Durham County Council chief warns of more brutal cuts

THE full extent of George Osborne’s additional two years of cuts is spelled out today as a council boss warns the North will find itself unable to provide the same standard of services as the South.

Simon Henig of Durham County Council

THE full extent of George Osborne’s additional two years of cuts is spelled out today as a council boss warns the North will find itself unable to provide the same standard of services as the South.

Durham County Council has gone through the Chancellor’s autumn statement and now predicts an additional £50m will need to be lost from its budget by 2017. Other councils are planning for similar amounts.

The move means that when rising bills and an aging population are added to the mix the council will be £171m a year worse off – a 40% reduction compared to 2010.

Last year Simon Henig, the Labour council leader, set out £123m of cuts up to 2015, bringing with it 1,950 job losses and scrapped posts. Mr Henig’s officers have now had to plan for a far worse scenario, one which the council leader says will usher in a radically different role for the council.

Mr Henig said: “We are looking at a future where we have to be thinner and leaner and our big worry is that we will be forced into a position where we are not able to deal with the needs of the people in Durham.

“And what is very obvious to me is that this is not a fair position. Why are we in a situation where a North-South divide is forced upon us?

“Why should an older person in Wokingham or Surrey be given the care they need by their local authority but an older person here face a situation where the council cannot fund the same level of care?

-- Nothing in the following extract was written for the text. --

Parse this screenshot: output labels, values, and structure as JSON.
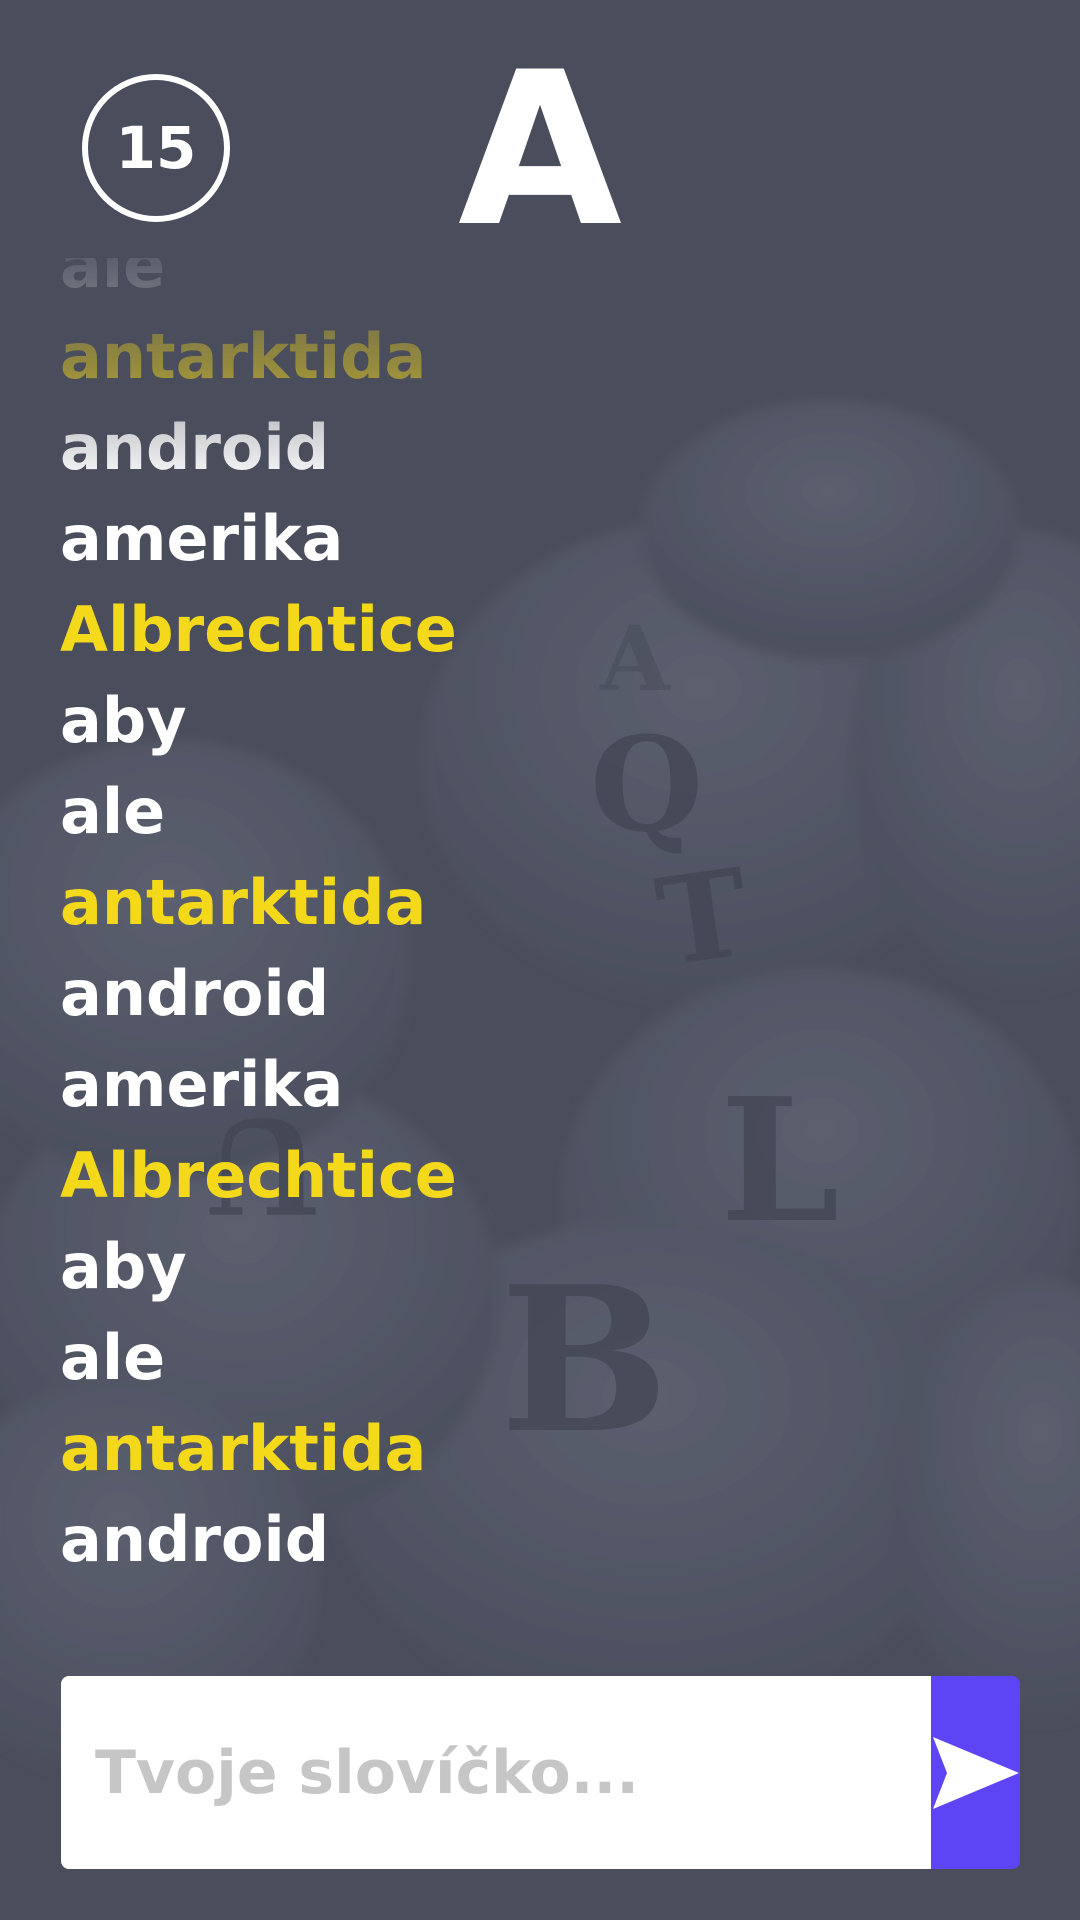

“I don’t understand why the Government would want to distribute the pain in this way, but that is what is happening.

“We have politicians nationally who are happy to say we need to make these moves to rescue the deficit, but they never say what the cost is at a local level. Well, this is it, services are thinned out but not in a way which is fair.”

In November the Chancellor told Parliament he was revising his budget figures to include further cuts and rising unemployment into 2017. This included an expectation that the number of public sector jobs set to go will rise from 400,000 to 710,000 as a result.

Durham councillors will next week meet to agree cuts being made as part of the initial four-year reductions. This £25m budget blow includes payment to the Government of £1m for landfill taxes.

Mr Henig said Durham and many other councils, including Gateshead, have turned down an offer from Communities Secretary Eric Pickles of money to help preserve weekly bin collections because of this tax.

Fortnightly collections, he said, help to increase recycling rates.

Adding to his problems is the public sector pay freeze. While Mr Henig has no choice in implementing the Government-ordered move, he has been told that he will be handed further cuts to his day-to-day spending grants.

The jobs implications of the extra two years of cuts have not yet been decided on. One area which Mr Henig says is likely to come under pressure is transport spending, including rural bus subsidies used to keep services going for hard-to-reach villages.

A public consultation on the cuts last year saw the council commit to safeguarding children’s and adult services, both seeing a budget increase in the next financial year, and winter road maintenance.

“What that means, though, is that other services have to see a reduction,” said Mr Henig. “We are investing in the services that are a matter of life or death, of care for the elderly or vulnerable children, even in winter maintenance to ensure people can drive to work safely.

“But it means the likes of libraries and swimming pools and leisure centres which we all like will have to be looked at.”

The council is considering plans to set up a trust to run services such as these in an effort to save more than £1m.